Of course I remain in escrow for the condominium purchase and have to get moved at some point. It’s a little tough to plan all of that when you’re not sure if the country is going to go into lockdown for a few weeks. I was going to hire a professional pack/move company for the move but I’m thinking I’ll take that money and hire my actor friends whose income is disappearing as the gig economy shuts down and who will need the dollars for rent next month. It strikes me that will be worth a few broken dishes and some scratches in my not very expensive furniture. The one exception would be the piano. I’ll have the piano movers do that. My futurizing brain is creating all of these scenarios where I won’t be able to sell my house or where changes in the health care system lead to me losing my job and the whole thing becomes a financial bloodbath but, compared to the other issues we’re all facing, that’s minor.

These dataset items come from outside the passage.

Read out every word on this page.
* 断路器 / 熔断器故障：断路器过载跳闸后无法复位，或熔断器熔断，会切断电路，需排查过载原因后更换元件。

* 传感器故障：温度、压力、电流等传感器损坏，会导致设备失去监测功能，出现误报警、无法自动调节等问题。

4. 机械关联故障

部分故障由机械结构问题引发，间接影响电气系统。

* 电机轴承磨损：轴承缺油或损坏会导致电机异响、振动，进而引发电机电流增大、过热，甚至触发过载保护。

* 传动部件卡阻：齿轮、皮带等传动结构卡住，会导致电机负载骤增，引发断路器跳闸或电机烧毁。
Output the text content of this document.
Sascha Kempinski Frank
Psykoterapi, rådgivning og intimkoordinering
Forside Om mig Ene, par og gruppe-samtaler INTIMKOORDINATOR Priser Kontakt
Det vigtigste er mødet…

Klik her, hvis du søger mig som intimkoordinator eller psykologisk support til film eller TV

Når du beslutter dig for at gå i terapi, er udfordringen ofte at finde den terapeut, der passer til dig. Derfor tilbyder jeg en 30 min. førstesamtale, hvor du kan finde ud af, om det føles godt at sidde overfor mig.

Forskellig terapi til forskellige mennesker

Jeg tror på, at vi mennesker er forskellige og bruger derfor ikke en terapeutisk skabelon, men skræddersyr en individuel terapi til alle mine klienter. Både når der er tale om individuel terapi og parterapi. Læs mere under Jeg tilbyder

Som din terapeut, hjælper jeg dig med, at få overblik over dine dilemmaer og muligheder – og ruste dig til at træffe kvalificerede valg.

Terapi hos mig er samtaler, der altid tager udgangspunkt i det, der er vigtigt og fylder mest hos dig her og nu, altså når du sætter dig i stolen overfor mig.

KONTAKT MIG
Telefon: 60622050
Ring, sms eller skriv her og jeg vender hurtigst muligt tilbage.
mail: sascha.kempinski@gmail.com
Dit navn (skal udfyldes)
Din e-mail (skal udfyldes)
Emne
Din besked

The day I’m most reminded of at the moment is late October of 1999. Steve and I were on St Martin at a resort with several hundred other gay men when hurricane Jose came barreling down on us. The day the hurricane struck there was an incredible sense of anticipation in the air. Everything had been canceled (which didn’t stop a couple of hundred queens drinking every drop of liquor in the resort) and after noon the wind started to pick up getting stronger and stronger. The deep sea birds, albatrosses and the like appeared out of nowhere, hovering over the beach and looking out to sea in the direction of the storm. The land birds fell quiet. It was an eerie calm. Steve and I went back to our room as darkness fell, the electricity went out and the rains began to pour around 10 PM. As we were in a cheap room, not ocean view, we were spared most of the weather and did not have to spend the night hung over in a bathtub like a couple of guys of our acquaintance. This weekend has that same anticipatory feel – I just hope that everything’s lashed down tight when the storm hits.